La victime de violence peut avoir l’autorisation de dissimuler son adresse et d’élire domicile chez son avocat.

Par ailleurs, une ordonnance de protection permet l’attribution prioritaire d’un logement social. En présence d’enfants, elle dicte les mesures en matière d’exercice de l’autorité parentale, dont voici la liste :

  • Les modalités de droit de visite et d’hébergement ;
  • La contribution à l’éducation des enfants ainsi qu’à leur entretien ;
  • L’aide matérielle ;
  • La contribution aux charges du mariage.
Bon à savoir :
La victime peut porter un dispositif électronique mobile anti-rapprochement uniquement si elle demande une interdiction de contact au préalable.

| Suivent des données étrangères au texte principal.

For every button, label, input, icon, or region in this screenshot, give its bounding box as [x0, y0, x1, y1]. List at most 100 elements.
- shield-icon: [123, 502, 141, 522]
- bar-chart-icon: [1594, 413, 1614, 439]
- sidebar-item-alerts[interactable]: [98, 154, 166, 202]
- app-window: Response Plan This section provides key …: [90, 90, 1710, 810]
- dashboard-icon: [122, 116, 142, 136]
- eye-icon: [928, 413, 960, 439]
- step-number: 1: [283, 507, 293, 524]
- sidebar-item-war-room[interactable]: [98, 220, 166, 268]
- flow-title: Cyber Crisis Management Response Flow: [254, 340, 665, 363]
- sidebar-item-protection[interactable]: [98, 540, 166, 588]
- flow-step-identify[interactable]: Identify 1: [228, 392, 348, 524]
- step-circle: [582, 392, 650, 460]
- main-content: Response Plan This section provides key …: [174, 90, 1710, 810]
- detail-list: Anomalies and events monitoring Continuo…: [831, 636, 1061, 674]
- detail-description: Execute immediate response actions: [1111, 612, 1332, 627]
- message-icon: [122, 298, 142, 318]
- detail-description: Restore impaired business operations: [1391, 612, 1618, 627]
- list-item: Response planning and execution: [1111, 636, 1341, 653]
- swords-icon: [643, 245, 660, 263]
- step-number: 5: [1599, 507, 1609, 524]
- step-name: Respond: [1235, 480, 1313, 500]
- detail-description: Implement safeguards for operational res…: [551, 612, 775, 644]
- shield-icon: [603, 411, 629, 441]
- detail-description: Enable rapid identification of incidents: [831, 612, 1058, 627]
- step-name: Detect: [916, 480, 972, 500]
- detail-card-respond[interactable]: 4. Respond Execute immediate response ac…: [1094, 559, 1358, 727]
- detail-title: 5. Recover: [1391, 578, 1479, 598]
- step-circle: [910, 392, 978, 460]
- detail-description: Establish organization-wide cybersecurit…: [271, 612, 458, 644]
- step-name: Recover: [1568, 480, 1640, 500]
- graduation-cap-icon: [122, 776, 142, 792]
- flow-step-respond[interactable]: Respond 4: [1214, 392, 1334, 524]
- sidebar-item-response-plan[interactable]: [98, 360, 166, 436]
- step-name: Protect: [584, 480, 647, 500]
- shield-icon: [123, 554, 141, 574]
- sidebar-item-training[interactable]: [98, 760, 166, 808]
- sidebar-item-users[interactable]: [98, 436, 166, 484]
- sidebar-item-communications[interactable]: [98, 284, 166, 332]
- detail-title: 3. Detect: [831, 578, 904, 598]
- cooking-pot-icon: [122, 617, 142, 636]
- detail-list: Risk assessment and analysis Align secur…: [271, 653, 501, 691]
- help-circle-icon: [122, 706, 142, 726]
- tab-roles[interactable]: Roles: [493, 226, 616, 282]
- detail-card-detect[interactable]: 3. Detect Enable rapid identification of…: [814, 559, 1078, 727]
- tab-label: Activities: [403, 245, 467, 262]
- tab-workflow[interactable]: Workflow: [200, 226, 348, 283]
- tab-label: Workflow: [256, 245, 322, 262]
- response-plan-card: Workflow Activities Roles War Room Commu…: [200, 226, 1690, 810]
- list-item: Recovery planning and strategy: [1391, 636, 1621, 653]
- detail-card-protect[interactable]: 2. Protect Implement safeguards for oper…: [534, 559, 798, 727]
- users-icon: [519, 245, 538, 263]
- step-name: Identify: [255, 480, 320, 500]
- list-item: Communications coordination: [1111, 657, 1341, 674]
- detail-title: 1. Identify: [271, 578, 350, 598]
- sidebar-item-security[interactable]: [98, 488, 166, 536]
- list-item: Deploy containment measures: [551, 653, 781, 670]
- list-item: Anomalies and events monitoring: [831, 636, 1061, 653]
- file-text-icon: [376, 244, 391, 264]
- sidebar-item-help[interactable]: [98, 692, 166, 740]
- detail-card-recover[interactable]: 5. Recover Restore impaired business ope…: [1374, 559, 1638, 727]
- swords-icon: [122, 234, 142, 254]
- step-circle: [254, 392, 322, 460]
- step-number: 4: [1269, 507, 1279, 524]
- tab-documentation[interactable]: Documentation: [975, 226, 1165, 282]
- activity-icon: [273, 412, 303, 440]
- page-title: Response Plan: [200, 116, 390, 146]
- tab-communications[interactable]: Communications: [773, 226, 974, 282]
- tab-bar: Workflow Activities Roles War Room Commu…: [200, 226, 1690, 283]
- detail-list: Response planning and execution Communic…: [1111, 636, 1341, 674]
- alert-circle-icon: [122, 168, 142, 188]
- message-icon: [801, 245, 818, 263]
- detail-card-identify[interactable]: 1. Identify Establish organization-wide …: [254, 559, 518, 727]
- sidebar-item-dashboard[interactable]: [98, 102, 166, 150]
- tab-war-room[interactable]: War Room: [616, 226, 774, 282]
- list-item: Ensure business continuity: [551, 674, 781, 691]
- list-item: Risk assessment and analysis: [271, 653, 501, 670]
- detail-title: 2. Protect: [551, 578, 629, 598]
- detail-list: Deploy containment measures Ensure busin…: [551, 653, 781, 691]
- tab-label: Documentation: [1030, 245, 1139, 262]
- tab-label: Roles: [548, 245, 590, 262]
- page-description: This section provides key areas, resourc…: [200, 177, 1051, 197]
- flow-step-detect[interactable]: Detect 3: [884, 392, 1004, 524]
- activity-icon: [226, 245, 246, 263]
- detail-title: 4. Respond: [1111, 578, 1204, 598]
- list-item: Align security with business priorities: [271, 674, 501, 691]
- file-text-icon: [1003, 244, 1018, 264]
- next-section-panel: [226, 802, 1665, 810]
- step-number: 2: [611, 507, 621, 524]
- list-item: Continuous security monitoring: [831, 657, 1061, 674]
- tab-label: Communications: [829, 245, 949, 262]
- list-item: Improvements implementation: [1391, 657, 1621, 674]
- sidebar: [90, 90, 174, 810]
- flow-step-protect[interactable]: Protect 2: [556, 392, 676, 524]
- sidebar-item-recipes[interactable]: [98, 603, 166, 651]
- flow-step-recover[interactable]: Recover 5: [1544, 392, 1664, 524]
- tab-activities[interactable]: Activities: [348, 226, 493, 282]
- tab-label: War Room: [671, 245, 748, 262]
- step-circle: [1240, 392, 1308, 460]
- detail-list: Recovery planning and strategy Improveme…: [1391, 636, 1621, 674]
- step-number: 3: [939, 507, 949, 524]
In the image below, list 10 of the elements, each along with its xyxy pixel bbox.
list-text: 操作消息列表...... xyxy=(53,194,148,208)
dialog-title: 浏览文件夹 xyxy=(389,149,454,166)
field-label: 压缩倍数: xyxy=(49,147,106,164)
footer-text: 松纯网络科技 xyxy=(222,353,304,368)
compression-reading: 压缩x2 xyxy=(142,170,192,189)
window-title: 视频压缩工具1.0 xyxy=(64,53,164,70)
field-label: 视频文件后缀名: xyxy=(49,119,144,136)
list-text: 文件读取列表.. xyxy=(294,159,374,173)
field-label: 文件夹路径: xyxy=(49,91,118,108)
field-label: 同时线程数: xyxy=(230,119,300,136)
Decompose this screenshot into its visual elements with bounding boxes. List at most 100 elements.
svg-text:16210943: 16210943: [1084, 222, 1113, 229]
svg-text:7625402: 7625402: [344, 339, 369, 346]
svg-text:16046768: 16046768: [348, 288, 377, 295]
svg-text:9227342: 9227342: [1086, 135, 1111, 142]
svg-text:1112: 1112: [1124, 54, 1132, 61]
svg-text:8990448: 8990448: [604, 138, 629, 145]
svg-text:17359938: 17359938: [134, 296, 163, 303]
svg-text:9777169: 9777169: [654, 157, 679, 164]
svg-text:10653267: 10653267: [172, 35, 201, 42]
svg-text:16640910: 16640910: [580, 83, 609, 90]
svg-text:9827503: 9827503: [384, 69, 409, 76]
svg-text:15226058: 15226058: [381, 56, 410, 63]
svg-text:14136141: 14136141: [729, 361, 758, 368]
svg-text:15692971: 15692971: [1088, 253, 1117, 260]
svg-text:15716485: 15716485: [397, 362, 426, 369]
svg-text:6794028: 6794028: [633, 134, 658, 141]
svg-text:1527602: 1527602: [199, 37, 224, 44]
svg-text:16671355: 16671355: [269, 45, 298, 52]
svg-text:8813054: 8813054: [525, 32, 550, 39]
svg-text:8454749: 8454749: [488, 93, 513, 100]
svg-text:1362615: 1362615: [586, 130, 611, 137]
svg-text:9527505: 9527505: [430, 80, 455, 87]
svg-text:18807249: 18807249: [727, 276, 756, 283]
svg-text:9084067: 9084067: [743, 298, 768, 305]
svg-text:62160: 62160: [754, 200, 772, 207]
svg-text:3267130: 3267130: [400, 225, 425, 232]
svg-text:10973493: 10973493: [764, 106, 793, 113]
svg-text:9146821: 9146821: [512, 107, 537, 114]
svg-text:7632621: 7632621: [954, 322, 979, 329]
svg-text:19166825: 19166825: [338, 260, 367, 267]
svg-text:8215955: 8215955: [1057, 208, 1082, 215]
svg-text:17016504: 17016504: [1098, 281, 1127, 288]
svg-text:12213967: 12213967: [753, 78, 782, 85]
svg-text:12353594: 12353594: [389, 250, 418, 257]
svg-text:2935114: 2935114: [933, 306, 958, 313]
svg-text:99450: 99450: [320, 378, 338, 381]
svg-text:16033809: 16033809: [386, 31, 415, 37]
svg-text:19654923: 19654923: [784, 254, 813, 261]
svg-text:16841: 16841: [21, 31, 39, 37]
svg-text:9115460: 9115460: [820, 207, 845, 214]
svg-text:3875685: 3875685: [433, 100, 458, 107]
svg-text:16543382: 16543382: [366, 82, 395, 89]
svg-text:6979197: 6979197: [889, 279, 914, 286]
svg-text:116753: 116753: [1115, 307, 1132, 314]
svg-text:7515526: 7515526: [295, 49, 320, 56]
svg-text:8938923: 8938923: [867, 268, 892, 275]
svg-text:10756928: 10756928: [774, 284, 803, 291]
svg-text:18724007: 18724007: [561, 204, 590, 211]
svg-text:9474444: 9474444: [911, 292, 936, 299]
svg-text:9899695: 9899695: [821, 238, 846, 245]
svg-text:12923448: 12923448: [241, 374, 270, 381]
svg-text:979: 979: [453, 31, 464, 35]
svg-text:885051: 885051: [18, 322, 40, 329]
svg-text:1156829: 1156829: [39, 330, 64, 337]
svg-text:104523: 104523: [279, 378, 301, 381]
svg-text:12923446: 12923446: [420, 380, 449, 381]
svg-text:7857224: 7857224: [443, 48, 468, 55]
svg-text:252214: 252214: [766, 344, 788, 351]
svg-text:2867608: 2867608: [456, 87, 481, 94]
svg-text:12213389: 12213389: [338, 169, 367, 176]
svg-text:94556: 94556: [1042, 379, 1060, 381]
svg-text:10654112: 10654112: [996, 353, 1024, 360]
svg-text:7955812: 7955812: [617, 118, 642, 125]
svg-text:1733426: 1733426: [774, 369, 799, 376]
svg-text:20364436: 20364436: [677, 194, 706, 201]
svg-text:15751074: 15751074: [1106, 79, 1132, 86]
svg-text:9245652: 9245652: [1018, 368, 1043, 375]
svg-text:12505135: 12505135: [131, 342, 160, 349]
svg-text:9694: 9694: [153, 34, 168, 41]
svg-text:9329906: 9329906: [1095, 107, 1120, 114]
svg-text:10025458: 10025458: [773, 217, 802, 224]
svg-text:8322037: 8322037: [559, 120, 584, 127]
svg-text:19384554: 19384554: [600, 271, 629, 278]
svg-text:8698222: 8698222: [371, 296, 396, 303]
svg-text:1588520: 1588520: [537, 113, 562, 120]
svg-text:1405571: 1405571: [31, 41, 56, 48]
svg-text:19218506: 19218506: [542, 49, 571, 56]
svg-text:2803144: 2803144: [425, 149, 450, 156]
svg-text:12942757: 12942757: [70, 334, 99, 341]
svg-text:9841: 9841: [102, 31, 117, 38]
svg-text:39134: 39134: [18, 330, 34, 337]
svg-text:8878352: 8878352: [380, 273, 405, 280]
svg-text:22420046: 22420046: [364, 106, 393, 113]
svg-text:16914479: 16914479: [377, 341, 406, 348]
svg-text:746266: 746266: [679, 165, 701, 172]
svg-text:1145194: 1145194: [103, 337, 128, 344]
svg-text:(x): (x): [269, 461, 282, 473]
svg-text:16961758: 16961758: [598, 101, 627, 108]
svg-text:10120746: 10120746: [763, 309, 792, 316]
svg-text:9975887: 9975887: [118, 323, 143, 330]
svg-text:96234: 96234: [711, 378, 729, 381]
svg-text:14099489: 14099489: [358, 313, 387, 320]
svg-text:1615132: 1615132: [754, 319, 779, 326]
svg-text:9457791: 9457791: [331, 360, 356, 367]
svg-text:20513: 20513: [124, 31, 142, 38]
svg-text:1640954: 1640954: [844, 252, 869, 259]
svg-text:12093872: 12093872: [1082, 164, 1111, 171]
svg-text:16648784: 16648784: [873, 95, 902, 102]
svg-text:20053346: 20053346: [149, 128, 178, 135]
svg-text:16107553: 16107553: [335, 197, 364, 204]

Le consentement libre et éclairé de chaque partie est nécessaire pour que le juge puisse prononcer la mesure.

Le non-respect de ces mesures constitue un délit sanctionné par 2 ans d’emprisonnement et une amende de 15 000 €.

Points à retenir :

  • De nombreuses mesures peuvent être prononcées comme l’interdiction de porter une arme, l’interdiction de se rendre dans certains lieux, l’interdiction de se rapprocher de la victime.
  • Le port d’un dispositif électronique mobile anti-rapprochement par la victime n’est possible qu’en cas de demande préalable d’une interdiction de contact.

En conclusion, l’ordonnance de protection est une mesure de protection destinée aux victimes de violences conjugales. Délivrée par le juge des affaires familiales, elle est nécessaire lorsque les violences exercées mettent en danger une personne ainsi qu’un ou plusieurs enfants.